To study the physics of nuclear detonation in the 1940s and ‘50s, the US government enlisted high-speed cameras developed by the engineer Harold “Doc” Edgerton. Capable of stopping time with exposures of one billionth of a second, Edgerton’s electronic shutters revealed dynamics too rapid for the eye to see.
More than almost any other picture, Edgerton’s Splash of a Milk Drop has become an icon of superhuman visual augmentation, transplanting the precept that the camera doesn’t lie from empirical claim to article of faith by presenting photographic documentation of an event uniquely witnessed by the lens. For this reason, the inclusion of Edgerton’s image in a new Nelson-Atkins Museum exhibit about photography and perceptual distortion is worthy of a double-take.

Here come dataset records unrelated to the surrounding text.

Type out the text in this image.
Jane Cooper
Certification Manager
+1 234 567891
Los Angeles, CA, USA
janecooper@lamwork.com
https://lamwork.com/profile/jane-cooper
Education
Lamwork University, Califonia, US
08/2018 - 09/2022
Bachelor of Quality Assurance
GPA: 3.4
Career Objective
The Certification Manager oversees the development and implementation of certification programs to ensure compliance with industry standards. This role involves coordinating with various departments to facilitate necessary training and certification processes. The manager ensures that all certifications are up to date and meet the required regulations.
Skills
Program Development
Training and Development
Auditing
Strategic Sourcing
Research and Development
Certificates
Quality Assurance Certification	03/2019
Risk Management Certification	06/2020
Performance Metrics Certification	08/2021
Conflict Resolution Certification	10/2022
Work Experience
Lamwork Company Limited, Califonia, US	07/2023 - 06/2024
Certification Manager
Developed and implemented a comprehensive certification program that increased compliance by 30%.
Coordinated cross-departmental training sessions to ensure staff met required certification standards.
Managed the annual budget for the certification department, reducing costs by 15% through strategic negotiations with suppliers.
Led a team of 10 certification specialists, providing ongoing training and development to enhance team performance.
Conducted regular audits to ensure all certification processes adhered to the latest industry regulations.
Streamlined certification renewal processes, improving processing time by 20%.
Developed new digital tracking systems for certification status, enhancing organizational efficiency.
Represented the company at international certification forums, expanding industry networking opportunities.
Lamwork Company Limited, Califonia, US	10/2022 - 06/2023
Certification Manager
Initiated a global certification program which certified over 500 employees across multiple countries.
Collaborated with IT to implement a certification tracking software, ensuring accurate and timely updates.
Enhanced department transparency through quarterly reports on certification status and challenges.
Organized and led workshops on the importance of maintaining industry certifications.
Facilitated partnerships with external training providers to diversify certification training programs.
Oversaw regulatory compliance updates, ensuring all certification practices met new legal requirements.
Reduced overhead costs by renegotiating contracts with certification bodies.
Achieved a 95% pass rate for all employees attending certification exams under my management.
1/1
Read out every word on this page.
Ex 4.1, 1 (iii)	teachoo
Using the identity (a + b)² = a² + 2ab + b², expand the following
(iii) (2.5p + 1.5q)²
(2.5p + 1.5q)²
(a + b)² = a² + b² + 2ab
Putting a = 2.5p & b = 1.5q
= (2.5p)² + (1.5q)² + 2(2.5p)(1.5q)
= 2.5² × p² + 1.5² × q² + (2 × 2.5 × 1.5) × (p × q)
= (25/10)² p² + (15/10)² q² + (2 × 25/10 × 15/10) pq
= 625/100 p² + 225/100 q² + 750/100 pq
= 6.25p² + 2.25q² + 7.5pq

The slippery status of Edgerton’s spilt milk is most starkly illustrated by the Swiss tricksters Cortis and Sonderegger, who recently ingeniously recreated the image through photographic duplicity. The coronet of milk is cast in a resinous material, and the falling droplet is suspended from a thread. Their camera angle is wide enough to include not only the familiar image but also their hilarious setup. Making of “Milk Drop Coronet” (by Harold Edgerton, 1957) is delightful satire, especially when seen together their other photographic shenanigans including a fraudulent remake of the Moon landing.